No to acceleration of institutional price reductions for beef and veal
During this debate, Germany, Denmark and the Netherlands recommended reductions in the basic and intervention prices in the sector. According to the provisions of Agenda 2000, this 20% reduction in prices will be carried out in three identical stages from the harvesting year 2000/2001 on. Denmark suggested reaching such a reduction in two years instead of three, that is, in 2002. France, Spain, Belgium, Austria and Luxembourg supported Mr Fischler in his refusal to question reform of the CAP finalised by the Heads of State and Government in Berlin in 1999. The Commissioner pointed out that a 1% price reduction would result in a loss of income for European farmers by way of EUR 200 million. Spain is the only country that requested examination of the possibility of reviewing financial perspectives, but was not supported in this.
In addition to the acceleration of price reductions, some countries proposed alternative solutions for righting the balance between supply and demand to some extent, but the Commission did not consider such solutions feasible. France, the United Kingdom and Ireland give preference to purely and simply destroying beef, either in the form of a premium for processing of veals (formerly the Herode premium) or in the form of withdrawal for destruction. Germany reportedly hinted that it would table on a reduction of average weight and age of cattle sent to slaughter. In the medium term, German Agriculture Minister Renate Künast would propose decoupling of premiums depending on production and the longer term establishment of a "green earth" premium (linked to environmental quality).

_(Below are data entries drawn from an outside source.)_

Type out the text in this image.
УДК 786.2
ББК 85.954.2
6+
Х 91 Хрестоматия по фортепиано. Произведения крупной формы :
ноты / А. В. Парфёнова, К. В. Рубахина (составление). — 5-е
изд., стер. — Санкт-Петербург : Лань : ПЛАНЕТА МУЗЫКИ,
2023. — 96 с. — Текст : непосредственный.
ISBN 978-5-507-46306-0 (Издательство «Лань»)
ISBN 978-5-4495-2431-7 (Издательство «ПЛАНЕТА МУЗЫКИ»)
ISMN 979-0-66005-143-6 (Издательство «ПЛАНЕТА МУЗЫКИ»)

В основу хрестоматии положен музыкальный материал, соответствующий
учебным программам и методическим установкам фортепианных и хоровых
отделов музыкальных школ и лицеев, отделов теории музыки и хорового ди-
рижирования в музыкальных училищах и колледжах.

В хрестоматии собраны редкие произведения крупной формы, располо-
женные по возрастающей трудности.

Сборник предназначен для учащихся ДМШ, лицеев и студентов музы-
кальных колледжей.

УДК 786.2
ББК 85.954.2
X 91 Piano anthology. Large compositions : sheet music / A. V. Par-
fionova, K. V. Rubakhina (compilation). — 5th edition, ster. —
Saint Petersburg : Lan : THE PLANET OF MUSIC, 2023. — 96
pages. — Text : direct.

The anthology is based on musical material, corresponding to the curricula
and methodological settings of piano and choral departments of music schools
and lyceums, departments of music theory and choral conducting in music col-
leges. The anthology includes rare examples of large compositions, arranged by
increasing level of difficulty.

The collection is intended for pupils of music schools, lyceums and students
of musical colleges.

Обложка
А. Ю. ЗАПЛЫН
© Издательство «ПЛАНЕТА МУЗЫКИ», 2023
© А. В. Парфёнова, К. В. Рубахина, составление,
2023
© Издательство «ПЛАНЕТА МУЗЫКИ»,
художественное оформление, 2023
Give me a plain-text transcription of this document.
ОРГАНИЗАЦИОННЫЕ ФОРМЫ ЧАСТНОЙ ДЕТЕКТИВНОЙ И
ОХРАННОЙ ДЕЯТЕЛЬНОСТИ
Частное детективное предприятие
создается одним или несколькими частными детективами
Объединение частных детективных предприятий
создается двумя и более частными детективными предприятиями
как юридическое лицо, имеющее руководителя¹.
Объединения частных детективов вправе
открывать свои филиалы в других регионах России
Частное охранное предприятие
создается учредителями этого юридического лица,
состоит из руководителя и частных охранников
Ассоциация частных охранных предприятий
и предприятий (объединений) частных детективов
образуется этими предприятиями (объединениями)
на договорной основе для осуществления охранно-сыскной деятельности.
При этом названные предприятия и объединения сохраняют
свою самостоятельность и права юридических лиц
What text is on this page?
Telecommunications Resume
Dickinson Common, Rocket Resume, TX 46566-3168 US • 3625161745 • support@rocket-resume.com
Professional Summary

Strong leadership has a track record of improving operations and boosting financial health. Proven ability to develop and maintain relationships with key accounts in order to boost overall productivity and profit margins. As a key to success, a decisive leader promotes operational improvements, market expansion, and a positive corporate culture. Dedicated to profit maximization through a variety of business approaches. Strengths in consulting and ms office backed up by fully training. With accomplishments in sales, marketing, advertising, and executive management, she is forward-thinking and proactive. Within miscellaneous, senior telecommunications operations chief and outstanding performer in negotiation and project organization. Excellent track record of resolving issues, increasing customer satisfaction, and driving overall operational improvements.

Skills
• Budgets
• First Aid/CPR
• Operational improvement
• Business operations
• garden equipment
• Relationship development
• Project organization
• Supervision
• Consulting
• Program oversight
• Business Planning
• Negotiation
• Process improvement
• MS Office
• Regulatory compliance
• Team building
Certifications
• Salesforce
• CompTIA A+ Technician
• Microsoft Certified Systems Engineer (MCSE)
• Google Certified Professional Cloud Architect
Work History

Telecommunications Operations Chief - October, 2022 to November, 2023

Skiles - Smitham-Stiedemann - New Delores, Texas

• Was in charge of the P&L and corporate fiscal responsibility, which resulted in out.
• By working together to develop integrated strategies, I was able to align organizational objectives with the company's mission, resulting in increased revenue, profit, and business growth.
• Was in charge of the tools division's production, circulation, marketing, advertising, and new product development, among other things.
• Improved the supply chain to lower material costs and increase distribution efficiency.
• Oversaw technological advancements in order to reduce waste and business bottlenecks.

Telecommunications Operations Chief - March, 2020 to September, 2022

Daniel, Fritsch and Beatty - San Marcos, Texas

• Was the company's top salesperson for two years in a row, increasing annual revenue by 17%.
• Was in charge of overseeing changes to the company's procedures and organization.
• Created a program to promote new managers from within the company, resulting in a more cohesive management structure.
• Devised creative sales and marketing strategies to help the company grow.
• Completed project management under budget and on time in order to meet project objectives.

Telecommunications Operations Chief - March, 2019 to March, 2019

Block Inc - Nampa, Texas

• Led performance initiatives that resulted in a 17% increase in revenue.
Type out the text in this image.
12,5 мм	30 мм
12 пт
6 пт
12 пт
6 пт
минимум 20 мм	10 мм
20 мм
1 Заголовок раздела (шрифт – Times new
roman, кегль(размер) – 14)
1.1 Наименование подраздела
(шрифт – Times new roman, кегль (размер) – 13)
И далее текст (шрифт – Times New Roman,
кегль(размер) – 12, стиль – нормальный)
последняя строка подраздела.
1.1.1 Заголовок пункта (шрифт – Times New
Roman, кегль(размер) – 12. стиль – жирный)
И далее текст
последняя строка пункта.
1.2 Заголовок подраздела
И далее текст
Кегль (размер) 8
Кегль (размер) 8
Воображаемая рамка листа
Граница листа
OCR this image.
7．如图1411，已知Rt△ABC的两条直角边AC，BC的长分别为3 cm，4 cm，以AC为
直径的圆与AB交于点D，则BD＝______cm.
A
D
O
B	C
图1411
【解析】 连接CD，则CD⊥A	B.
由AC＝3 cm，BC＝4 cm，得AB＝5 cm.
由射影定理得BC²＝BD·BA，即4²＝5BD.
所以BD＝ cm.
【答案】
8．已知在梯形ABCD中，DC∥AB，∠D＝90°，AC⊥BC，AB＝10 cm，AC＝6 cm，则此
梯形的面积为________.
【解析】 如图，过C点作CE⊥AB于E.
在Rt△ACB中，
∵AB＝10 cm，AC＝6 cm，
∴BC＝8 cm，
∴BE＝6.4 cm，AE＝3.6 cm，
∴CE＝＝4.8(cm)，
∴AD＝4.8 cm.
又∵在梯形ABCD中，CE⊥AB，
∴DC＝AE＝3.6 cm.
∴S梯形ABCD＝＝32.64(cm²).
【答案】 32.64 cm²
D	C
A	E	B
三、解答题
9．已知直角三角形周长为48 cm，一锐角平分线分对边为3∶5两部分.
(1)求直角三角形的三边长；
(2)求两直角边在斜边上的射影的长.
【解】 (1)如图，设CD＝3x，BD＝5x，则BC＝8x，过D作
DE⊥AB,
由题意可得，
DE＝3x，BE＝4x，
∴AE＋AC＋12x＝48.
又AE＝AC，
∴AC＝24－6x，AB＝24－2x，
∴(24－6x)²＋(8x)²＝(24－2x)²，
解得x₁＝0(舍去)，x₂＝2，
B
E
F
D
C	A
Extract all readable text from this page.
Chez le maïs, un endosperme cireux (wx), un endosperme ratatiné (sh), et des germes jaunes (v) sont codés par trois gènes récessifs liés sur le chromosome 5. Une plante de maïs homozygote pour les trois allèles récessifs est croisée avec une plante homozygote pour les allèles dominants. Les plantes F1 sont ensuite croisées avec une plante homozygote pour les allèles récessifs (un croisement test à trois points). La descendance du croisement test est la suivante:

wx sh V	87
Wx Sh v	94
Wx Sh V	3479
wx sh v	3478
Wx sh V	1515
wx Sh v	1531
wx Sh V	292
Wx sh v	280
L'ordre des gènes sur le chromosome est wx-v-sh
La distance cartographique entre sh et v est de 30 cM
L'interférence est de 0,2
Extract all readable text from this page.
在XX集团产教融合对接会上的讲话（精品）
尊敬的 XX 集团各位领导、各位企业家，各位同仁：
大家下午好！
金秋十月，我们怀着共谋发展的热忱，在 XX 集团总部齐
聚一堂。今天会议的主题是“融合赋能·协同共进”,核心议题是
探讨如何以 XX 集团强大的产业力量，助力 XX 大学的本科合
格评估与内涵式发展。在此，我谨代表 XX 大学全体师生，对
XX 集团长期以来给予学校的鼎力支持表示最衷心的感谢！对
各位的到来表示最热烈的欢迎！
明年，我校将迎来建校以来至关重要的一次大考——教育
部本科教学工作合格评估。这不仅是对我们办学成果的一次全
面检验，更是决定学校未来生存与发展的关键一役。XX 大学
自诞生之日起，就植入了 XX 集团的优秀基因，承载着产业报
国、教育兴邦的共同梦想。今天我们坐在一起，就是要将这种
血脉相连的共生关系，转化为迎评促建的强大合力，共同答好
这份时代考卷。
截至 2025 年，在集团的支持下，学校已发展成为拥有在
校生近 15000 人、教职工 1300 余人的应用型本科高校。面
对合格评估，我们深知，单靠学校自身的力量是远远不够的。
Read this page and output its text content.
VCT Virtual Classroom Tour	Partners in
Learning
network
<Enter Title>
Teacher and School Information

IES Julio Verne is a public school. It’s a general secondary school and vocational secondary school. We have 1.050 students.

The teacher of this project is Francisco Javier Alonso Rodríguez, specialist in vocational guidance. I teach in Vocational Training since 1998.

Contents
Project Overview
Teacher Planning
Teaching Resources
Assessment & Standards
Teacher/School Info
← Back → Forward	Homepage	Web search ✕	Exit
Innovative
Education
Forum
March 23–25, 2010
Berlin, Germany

Furthermore, the Council discussed:
- Aid to young farmers: The Italian delegation drew the Commission's attention to the difficulties encountered by certain young farmers for fulfilling the eligibility criteria for aid to help them start up. Mr Fischler recalled that such aid, provided for in the context of rural development, aims to encourage young people to start up an activity and that it is therefore logical for them to present their request before they establish their activity. He nonetheless recognised that a certain degree of flexibility must remain possible at the beginning of a new planning period, which is the case for the year 2000.
- Distillation of wines: Commissioner Fischler pointed out that the Spanish request concerning the authorisation for crisis distillation of 2.6 million hectolitres of wine must still be examined for several weeks before a decision is taken by the wine management committee.